11 Visualisations of non-implausible space by wave

In this last section we present three visualisations that can be used to compare the non-implausible space identified at different waves of the process.

The first visualisation, obtained using the function wave_points, shows the distribution of the non-implausible space for the waves of interest. For example, let us plot the distribution of parameter sets at the beginning, at the end of wave one and at the end of wave two:

wave_points(list(initial_points, new_points, new_new_points), 
            input_names = names(ranges), p_size=1)

Here initial_points are in yellow, new_points are in green and new_new_points are in purple. We set p_size to 1 to make the size of the points in the plot smaller. The plots in the main diagonal show the distribution of each parameter individually: we can easily see that the distributions tend to become narrower each wave. In the off-diagonal boxes we have plots for all possible pairs of parameters. Again, the non-implausible region identified at the end of each wave clearly becomes smaller and smaller.

The second visualisation allows us to assess how much better parameter sets at later waves perform compared to the original initial_points. Let us first create the dataframe wave2:

new_new_initial_results <- setNames(data.frame(t(apply(new_new_points, 1, 
                                    get_results, c(25, 40, 100, 200, 300, 350), 
                                    c('I', 'R')))), names(targets))
wave2 <- cbind(new_new_points, new_new_initial_results)

We now produce the plots using the function simulator_plot:

all_points <- list(wave0, wave1, wave2)
simulator_plot(all_points, targets)

We can see that, compared to the space-filling random parameter sets used to train the first emulators, the new parameter sets are in much closer agreement with our targets. While there wasn’t a single target matched by all parameter sets in wave zero, we have several targets matched by all parameter sets in wave 2 (I25, R25, R40, R100, R200). Subsequent waves, trained on the new parameter sets, will be more confident in the new non-implausible region: this will allow them to refine the region and increase the number of targets met.

Task
In the plot above, some targets are easier to read than others: this is due to the targets having quite different values and ranges. To help with this, simulator_plot has the argument normalize, which can be set to TRUE to rescale the target bounds in the plot. Similarly, the argument logscale can be used to plot log-scaled target bounds. Explore these options and produce visualisations that are easier to interpret.

In the third visualisation, output values for non-implausible parameter sets at each wave are shown for each combination of two outputs:

wave_values(all_points, targets, l_wid=1, p_size=1)

The main diagonal shows the distribution of each output at the end of each wave, with the vertical red lines indicating the lower and upper bounds of the target. Above and below the main diagonal are plots for each pair of targets, with rectangles indicating the target area where full fitting points should lie (the ranges are normalised in the figures above the diagonals). These graphs can provide additional information on output distributions, such as correlations between them. The argument l_wid is optional and helps customise the width of the red lines that create the target boxes, and p_size let us choose the size of the points.

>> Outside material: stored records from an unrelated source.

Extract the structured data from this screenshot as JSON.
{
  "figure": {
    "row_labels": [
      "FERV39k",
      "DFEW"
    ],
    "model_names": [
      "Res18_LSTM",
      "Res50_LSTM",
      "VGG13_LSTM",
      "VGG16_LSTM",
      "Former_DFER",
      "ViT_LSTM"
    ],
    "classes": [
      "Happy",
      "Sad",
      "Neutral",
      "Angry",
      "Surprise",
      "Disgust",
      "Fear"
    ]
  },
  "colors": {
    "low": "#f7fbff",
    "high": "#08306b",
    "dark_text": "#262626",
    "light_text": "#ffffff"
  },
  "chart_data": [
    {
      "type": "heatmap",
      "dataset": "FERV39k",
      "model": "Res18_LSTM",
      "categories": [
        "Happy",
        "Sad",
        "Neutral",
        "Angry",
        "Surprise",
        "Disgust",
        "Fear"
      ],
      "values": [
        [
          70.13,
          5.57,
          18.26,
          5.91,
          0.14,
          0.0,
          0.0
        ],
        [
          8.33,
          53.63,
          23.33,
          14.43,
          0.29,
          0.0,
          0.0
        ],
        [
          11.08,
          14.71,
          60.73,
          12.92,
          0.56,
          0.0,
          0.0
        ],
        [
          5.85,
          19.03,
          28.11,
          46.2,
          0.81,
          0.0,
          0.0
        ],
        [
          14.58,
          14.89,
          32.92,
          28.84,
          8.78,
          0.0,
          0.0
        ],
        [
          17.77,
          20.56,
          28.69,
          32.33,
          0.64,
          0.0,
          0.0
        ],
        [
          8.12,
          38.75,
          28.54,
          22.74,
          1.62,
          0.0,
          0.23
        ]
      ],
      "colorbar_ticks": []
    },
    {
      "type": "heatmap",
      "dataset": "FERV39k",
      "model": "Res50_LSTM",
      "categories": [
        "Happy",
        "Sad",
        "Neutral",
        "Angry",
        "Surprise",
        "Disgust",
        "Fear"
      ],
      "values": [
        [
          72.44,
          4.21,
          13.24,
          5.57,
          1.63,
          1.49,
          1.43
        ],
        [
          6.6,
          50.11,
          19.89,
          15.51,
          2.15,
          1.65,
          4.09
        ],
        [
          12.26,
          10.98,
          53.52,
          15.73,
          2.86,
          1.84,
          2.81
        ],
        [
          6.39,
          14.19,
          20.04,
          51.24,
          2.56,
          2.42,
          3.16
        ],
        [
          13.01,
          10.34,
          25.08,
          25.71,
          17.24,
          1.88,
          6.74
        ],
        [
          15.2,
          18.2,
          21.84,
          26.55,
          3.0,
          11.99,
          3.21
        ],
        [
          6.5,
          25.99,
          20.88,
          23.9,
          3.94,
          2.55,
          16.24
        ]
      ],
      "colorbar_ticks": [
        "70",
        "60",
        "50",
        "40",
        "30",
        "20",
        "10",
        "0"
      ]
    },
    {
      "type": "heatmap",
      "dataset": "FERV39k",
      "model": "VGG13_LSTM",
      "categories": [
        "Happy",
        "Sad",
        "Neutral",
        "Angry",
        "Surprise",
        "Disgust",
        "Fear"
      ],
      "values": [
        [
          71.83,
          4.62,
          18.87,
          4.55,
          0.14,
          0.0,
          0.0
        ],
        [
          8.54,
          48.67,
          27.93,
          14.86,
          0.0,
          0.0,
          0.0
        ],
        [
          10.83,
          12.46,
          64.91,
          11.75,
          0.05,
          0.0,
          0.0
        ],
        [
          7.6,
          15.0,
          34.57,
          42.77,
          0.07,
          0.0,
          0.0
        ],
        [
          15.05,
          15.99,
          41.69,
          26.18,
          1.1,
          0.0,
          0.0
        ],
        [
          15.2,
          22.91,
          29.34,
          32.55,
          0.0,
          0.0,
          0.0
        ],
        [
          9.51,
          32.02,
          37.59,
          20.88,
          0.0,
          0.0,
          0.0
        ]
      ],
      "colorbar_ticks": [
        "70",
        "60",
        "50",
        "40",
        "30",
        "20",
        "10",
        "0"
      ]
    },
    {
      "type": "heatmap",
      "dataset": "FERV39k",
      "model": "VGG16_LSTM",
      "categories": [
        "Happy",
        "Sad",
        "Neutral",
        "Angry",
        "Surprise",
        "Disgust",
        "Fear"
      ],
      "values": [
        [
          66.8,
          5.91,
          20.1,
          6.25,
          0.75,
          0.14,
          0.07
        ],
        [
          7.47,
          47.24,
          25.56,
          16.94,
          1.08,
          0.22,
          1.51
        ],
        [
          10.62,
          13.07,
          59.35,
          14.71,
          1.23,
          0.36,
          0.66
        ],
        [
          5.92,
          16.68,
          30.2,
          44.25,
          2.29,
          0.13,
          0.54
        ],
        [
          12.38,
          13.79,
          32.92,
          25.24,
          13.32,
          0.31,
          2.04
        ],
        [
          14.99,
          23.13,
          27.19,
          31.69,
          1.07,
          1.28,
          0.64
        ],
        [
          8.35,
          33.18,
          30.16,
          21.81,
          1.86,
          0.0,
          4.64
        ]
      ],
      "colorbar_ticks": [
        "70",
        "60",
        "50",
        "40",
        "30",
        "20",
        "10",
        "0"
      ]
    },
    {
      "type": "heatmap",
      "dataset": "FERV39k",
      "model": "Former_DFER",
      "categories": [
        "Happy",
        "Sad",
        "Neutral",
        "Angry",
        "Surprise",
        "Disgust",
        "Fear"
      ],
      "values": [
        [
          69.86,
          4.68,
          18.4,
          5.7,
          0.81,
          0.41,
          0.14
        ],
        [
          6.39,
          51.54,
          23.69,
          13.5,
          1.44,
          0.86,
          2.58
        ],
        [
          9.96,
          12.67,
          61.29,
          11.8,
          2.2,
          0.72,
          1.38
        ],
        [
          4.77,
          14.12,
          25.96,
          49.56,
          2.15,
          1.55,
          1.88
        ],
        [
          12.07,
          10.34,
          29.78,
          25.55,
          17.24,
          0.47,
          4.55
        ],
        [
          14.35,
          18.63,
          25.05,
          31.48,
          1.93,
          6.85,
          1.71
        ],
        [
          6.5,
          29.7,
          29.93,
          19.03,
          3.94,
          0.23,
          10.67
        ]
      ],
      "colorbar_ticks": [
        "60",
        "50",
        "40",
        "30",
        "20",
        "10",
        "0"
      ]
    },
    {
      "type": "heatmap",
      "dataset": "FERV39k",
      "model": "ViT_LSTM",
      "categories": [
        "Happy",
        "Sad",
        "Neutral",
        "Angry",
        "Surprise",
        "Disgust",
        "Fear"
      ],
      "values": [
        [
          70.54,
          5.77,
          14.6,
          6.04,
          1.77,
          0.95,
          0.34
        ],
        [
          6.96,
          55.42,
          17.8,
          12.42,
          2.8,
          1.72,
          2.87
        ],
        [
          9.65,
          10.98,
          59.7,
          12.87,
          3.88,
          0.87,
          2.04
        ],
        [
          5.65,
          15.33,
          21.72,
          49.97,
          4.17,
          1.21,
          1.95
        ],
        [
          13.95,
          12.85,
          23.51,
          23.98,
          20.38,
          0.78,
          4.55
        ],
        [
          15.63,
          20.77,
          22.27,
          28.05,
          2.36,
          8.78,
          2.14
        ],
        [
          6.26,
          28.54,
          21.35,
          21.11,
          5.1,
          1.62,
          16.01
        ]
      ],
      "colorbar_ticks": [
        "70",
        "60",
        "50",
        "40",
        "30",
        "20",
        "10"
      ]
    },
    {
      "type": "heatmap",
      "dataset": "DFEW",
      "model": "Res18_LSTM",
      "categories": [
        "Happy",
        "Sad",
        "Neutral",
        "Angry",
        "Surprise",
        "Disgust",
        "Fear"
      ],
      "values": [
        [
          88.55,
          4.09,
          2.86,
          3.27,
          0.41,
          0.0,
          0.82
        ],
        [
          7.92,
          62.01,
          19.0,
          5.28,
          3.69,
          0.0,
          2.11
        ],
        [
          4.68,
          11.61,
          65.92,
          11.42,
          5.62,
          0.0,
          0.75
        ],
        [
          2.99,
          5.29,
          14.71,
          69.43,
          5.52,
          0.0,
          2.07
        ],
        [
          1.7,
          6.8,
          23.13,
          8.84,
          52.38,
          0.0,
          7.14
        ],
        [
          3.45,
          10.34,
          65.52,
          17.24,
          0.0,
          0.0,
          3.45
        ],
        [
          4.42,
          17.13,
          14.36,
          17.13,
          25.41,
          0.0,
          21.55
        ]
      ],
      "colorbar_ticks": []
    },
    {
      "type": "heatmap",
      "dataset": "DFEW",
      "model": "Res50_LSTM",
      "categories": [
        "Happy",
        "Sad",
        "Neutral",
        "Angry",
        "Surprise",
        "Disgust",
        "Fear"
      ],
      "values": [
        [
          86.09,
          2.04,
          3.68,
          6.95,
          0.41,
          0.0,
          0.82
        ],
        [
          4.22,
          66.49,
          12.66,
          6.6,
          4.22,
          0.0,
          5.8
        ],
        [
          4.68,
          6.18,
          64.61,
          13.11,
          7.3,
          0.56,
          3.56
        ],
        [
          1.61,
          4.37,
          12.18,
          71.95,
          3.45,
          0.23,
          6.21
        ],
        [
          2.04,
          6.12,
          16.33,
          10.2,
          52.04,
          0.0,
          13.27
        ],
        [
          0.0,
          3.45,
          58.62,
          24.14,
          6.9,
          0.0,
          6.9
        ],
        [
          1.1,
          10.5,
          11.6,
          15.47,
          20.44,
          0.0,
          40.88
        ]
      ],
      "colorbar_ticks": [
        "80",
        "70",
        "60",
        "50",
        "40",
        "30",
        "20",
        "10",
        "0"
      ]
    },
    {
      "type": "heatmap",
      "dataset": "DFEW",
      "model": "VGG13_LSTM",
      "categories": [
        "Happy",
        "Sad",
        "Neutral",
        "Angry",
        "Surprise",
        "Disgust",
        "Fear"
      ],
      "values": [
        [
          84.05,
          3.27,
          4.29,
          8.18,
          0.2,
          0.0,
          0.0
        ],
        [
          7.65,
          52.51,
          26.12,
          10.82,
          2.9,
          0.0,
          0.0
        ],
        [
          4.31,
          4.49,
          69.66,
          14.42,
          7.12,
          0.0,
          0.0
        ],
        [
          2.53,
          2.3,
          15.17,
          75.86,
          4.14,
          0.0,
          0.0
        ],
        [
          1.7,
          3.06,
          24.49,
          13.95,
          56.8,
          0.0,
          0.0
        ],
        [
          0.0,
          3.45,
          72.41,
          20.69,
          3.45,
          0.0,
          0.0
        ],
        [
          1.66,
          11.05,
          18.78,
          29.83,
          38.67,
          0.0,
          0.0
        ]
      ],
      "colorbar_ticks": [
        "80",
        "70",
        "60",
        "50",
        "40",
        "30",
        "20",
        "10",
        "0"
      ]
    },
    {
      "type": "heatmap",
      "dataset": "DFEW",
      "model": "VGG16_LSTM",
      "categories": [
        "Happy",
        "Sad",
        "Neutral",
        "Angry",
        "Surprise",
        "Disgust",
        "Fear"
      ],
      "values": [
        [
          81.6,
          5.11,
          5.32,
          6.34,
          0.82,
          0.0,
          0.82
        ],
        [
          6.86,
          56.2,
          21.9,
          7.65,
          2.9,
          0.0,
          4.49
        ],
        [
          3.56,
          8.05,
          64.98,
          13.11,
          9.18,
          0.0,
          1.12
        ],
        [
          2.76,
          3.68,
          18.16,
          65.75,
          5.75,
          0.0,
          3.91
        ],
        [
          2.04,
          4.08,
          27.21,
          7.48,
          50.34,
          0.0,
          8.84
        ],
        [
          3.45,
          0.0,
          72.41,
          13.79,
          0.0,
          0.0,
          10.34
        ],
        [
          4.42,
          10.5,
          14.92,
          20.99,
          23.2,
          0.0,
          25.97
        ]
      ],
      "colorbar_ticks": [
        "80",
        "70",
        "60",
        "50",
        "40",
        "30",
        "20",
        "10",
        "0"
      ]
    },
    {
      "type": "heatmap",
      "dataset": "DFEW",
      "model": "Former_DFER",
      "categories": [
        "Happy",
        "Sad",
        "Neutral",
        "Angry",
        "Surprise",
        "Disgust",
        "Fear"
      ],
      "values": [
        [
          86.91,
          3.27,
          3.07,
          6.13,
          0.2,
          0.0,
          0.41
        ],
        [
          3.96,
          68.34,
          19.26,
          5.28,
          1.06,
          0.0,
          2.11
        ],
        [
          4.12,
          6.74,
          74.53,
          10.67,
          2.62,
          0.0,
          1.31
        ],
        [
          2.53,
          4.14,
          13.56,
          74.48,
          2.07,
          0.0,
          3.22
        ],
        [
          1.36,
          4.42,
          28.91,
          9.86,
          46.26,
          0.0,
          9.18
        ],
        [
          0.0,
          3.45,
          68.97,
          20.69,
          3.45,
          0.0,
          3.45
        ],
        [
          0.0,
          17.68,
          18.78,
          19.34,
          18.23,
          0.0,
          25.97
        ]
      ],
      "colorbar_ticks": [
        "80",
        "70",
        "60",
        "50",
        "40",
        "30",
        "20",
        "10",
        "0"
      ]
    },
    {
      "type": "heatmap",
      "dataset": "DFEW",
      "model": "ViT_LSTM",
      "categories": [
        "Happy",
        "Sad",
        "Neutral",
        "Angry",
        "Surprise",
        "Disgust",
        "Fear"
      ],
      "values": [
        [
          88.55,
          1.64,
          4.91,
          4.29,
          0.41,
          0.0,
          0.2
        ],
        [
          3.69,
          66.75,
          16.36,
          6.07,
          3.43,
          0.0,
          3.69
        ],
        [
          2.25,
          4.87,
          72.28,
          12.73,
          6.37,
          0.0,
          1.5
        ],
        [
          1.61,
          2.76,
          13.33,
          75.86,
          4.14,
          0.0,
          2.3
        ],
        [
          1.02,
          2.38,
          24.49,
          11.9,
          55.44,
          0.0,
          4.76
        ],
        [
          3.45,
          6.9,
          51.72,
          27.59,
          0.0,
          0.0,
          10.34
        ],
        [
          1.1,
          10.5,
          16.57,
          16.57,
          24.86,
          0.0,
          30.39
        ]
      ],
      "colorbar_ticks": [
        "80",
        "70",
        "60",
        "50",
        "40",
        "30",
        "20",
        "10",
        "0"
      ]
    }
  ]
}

In this workshop, we have shown how to perform the first two waves of the history matching process, using the hmer package. Since this is an iterative process, at the end of each wave we need to decide whether to perform a new wave or to stop. One possible stopping criterion consists of comparing the emulator uncertainty and the target uncertainty. If the former is larger, another wave can be performed, since new, more confident emulators can potentially help further reduce the non-implausible space. If it is smaller, training new emulators would not make a substantial difference, and additional waves would not be beneficial. We may also choose to stop the iterations when we get emulators that provide us with full fitting points at a sufficiently high rate. In such a case, rather than spending time training new emulators, we can simply use the current emulators to generate points until we find enough full fitting ones. Finally, we might end up with all the input space deemed implausible at the end of a wave. In this situation, we would deduce that there are no parameter sets that give an acceptable match with the data: in particular, this would raise doubts about the adequacy of the chosen model structure, or input and/or output ranges.